Tag: nginx

  • setup a redirect for ads.txt in nginx

    ads.txt is the file that is used by ad providers to determine what ads should be served on what sites. It is a form of verification and helps to prevent fraud.

    If you run your own ad waterfall, or use a third party ad provider you may have to frequently update your ads.txt file in order to keep up to date with the latest providers. Keeping ads.txt up to date ensures that you are paid for the most up to date list of advertisers and networks.

    I have just updated this file manually when a new file is released. On our blog we have a Mediavine plugin from our ad provider that does this automatically, so when it changed I would just update it on our main www site. The IAB ads.txt 1.02 standard allows you a single redirect, so now that our ad provider Mediavine supports this standard I thought I would finally automate it and stop adding it to our source code checkins on our main www site. In nginx, it’s a simple redirect or rewrite.

    You can add this location directive to your nginx server block config:

    location /ads.txt {            
    return 301 https://adstxt.mediavine.com/sites/{YOUR-SITENAME}/ads.txt;
    }

    Alternatively, you could add a rewrite rule:

    rewrite ^/ads.txt$ https://adstxt.mediavine.com/sites/{YOUR-SITENAME}/ads.txt permanent;

    Test the redirect by loading yourdomainname/ads.txt in a browser. Huzzah, yay for redirects.

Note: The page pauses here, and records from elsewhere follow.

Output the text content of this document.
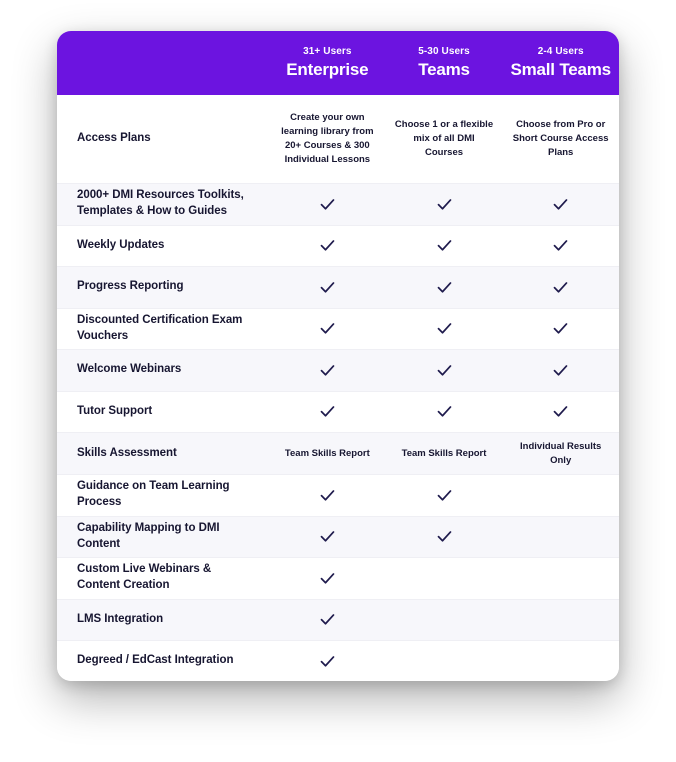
31+ Users
Enterprise
5-30 Users
Teams
2-4 Users
Small Teams
Access Plans
Create your own learning library from 20+ Courses & 300 Individual Lessons
Choose 1 or a flexible mix of all DMI Courses
Choose from Pro or Short Course Access Plans
2000+ DMI Resources Toolkits, Templates & How to Guides
Weekly Updates
Progress Reporting
Discounted Certification Exam Vouchers
Welcome Webinars
Tutor Support
Skills Assessment	Team Skills Report	Team Skills Report
Individual Results Only
Guidance on Team Learning Process
Capability Mapping to DMI Content
Custom Live Webinars & Content Creation
LMS Integration
Degreed / EdCast Integration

    If you’re not editing your web config directly, you could also use cpanel, your wordpress redirections plugin, rankmath redirections, or other admin tool.

    If you want a list of more comprehensive steps to check that your ads.txt is working correctly, check out google’s admanager post.

  • blocking bad bots in nginx from xmlrpc.php

    After upgrading from PHP 7.2 to 7.4.x, I was taking a look at my graphs in new relic for my wordpress blog and found a high number of E_WARNINGs for //xmlrpc.php. It’s a result of bots hitting a non-existent URL at //xmlrpc.php – note the extra slash in there. The default nginx behavior is to merge double slashes, which normally is fine.

    In this case, I added a location block with //xmlrpc.php to block it but I noticed it was not working (hitting that particular URI still returned with a 405 Method Not Allowed instead of a 403 Forbidden). It turns out that I needed to add ‘merge_slashes off;’ and then it worked. Voila, lots of spurious errors removed from my logs (and from hitting PHP). Note that most of the xmlrpc functionality has been supplanted by the newer WordPress REST API, so you likely do not need it enabled.

    Error graph showing bot or erroneous access to //xmlrpc.php
    merge_slashes off;
    location = //xmlrpc.php {
        deny all;
    }

    If you want to use a plug-in, you could search for ‘Disable XML-RPC’ in the WordPress plug-ins repository or install WordFence. Buh-bye bad bots.